Although there is a good portion of this book devoted to technical issues, such as combination techniques, counters and reversals, and even strikes(!), what I like most about this book is the material dealing with applying the core philosophies of Aikido to one’s thinking, and to expanding one’s training into dimensions that keep things fresh and interesting. There are discussions dealing with the aikidoka who wishes to become a teacher, or who wants to explore the concepts of “ki” to improve his technique. There is material devoted to realistic application of techniques in a self-defense scenario. There are tips for getting the most out of attending seminars. There is commentary on demonstrations, and even competition (yikes). Yet, all of this is presented in a balanced and objective manner, with no particular emphasis on any one style. It is “beyond the basics” Aikido for the masses. Also included are transcripts of in-depth interviews by Stanley Pranin and Susan Perry, and a compilation of pertinent quotes by many distinguished instructors.

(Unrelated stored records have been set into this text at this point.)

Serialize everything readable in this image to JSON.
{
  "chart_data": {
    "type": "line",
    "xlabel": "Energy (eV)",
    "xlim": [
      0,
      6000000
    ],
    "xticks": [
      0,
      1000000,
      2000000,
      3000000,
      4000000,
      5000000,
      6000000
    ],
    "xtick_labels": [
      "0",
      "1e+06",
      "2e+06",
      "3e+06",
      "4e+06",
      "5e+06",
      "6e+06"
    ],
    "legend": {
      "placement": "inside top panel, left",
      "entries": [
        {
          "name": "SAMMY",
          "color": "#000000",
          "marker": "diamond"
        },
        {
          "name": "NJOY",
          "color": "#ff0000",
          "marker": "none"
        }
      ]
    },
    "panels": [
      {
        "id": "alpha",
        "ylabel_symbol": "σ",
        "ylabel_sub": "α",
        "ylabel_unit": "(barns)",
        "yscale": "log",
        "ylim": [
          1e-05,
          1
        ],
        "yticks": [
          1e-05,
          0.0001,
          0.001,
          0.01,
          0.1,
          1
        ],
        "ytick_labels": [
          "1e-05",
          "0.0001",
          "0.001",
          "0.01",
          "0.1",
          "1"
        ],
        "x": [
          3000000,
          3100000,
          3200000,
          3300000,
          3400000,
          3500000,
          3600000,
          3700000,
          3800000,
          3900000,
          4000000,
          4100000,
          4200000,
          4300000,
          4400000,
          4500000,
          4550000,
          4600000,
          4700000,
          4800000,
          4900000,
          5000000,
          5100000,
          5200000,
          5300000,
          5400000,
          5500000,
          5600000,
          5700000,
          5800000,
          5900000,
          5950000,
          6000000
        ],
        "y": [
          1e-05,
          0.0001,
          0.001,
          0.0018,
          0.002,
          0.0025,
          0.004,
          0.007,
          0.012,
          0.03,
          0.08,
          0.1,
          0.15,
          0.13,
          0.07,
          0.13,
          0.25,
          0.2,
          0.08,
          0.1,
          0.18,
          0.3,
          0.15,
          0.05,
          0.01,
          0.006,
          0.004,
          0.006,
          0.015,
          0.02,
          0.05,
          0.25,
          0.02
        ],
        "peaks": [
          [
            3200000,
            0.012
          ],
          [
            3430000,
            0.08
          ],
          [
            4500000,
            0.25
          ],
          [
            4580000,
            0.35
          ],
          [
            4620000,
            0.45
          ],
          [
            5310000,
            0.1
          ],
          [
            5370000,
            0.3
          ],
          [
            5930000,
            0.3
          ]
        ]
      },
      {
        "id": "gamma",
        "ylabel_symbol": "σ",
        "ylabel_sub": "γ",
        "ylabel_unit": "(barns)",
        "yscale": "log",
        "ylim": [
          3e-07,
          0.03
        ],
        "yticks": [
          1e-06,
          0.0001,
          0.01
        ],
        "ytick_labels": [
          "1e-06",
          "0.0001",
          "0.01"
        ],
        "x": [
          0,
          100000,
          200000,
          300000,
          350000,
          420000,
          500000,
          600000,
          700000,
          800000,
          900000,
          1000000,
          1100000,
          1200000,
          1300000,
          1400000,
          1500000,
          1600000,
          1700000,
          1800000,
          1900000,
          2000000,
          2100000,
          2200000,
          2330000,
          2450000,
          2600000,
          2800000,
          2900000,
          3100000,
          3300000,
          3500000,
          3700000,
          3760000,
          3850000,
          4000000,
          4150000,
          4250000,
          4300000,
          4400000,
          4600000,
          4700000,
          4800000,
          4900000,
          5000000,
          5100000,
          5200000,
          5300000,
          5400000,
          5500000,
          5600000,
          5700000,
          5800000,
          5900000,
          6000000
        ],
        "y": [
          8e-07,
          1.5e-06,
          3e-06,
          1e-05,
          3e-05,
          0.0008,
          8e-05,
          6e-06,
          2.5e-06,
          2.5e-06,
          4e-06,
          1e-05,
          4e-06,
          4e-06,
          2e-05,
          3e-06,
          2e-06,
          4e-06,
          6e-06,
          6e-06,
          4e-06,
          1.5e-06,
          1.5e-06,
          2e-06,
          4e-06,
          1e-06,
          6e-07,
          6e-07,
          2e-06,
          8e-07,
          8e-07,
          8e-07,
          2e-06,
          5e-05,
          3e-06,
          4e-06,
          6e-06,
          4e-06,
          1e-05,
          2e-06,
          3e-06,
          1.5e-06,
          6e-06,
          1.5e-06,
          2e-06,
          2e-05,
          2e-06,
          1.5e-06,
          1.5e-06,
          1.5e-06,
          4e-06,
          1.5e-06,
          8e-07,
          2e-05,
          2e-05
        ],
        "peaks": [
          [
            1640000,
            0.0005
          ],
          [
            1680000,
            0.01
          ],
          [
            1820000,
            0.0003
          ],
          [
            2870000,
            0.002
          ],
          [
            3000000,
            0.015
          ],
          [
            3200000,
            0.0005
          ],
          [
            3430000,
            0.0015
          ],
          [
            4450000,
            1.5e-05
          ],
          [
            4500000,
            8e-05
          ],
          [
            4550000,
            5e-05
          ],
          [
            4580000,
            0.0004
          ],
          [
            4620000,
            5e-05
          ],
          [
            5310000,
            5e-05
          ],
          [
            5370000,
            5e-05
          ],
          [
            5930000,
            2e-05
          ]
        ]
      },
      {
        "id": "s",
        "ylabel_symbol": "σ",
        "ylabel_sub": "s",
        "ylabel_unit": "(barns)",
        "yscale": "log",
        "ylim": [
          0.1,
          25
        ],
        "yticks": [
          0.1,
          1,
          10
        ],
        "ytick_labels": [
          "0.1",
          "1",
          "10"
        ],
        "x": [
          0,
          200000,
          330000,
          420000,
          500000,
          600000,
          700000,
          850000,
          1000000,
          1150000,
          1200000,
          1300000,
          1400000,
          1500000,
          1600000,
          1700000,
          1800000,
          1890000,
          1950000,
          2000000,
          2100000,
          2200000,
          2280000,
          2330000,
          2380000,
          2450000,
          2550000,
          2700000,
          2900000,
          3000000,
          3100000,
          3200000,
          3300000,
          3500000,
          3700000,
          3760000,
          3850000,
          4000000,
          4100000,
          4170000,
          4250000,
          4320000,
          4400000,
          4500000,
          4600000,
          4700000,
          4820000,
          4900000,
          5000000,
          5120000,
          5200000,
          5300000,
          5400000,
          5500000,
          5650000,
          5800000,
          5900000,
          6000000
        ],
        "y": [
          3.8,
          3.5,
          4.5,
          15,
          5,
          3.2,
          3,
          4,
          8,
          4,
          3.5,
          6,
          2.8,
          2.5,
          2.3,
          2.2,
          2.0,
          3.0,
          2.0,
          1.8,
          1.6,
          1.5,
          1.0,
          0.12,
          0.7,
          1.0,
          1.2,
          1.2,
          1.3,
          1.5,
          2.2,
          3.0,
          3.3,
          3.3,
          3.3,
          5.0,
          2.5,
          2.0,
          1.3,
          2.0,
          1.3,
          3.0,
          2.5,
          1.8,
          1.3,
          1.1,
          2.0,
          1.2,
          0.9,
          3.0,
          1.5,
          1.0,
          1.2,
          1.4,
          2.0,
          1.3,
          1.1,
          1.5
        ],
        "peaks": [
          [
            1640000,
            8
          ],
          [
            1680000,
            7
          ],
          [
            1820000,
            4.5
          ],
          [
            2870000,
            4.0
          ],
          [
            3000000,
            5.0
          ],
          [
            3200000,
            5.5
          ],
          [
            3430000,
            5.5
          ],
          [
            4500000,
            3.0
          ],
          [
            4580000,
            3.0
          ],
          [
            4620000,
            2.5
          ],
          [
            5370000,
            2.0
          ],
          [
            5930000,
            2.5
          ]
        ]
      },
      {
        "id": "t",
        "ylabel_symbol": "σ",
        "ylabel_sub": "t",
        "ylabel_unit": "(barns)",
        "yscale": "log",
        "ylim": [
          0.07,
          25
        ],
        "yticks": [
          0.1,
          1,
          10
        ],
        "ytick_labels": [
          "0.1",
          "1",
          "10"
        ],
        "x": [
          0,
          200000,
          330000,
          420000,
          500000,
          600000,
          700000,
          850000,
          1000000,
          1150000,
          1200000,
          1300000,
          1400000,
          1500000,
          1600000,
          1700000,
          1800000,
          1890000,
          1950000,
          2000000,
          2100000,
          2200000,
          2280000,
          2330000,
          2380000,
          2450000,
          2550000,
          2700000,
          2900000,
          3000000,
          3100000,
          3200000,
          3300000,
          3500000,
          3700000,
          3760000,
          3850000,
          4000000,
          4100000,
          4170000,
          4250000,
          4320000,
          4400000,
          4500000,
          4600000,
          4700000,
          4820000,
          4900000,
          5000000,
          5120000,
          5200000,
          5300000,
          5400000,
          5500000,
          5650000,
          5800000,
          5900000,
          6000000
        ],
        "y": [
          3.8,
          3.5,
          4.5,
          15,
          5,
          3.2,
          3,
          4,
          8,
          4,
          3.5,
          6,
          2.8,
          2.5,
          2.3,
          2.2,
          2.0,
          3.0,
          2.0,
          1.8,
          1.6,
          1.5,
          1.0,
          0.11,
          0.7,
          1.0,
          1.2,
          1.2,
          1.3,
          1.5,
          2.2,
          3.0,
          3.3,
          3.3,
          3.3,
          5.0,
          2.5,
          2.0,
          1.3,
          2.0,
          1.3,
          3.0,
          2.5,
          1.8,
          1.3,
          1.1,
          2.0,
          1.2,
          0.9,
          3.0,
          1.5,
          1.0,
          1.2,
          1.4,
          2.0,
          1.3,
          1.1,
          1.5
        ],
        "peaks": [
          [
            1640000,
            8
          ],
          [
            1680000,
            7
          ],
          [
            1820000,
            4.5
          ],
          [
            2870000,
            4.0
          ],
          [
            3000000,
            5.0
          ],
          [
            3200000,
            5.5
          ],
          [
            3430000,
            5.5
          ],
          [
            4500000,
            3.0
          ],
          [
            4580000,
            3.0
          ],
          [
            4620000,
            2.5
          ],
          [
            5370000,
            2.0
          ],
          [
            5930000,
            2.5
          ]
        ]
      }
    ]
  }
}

The writing combines the diverse and unquestionable technical expertise of Phong Thong Dang Sensei, and the considerable writing skills and devoted training of incurable “mat rat” Lynn Seiser Sensei, who will no doubt still be training after he is DEAD. The book is well formatted and easy to read; it is profusely illustrated, mostly with renderings created from photographs. The book speaks to a segment of the training population that many other works do not, and is a lot of bang for the buck. I recommend it as a fixture in any library. Borrow it if you have to, but buy it if you can. Find it at your local bookstore or martial arts supply, on amazon.com, or directly from Tuttle Publishing. Good show.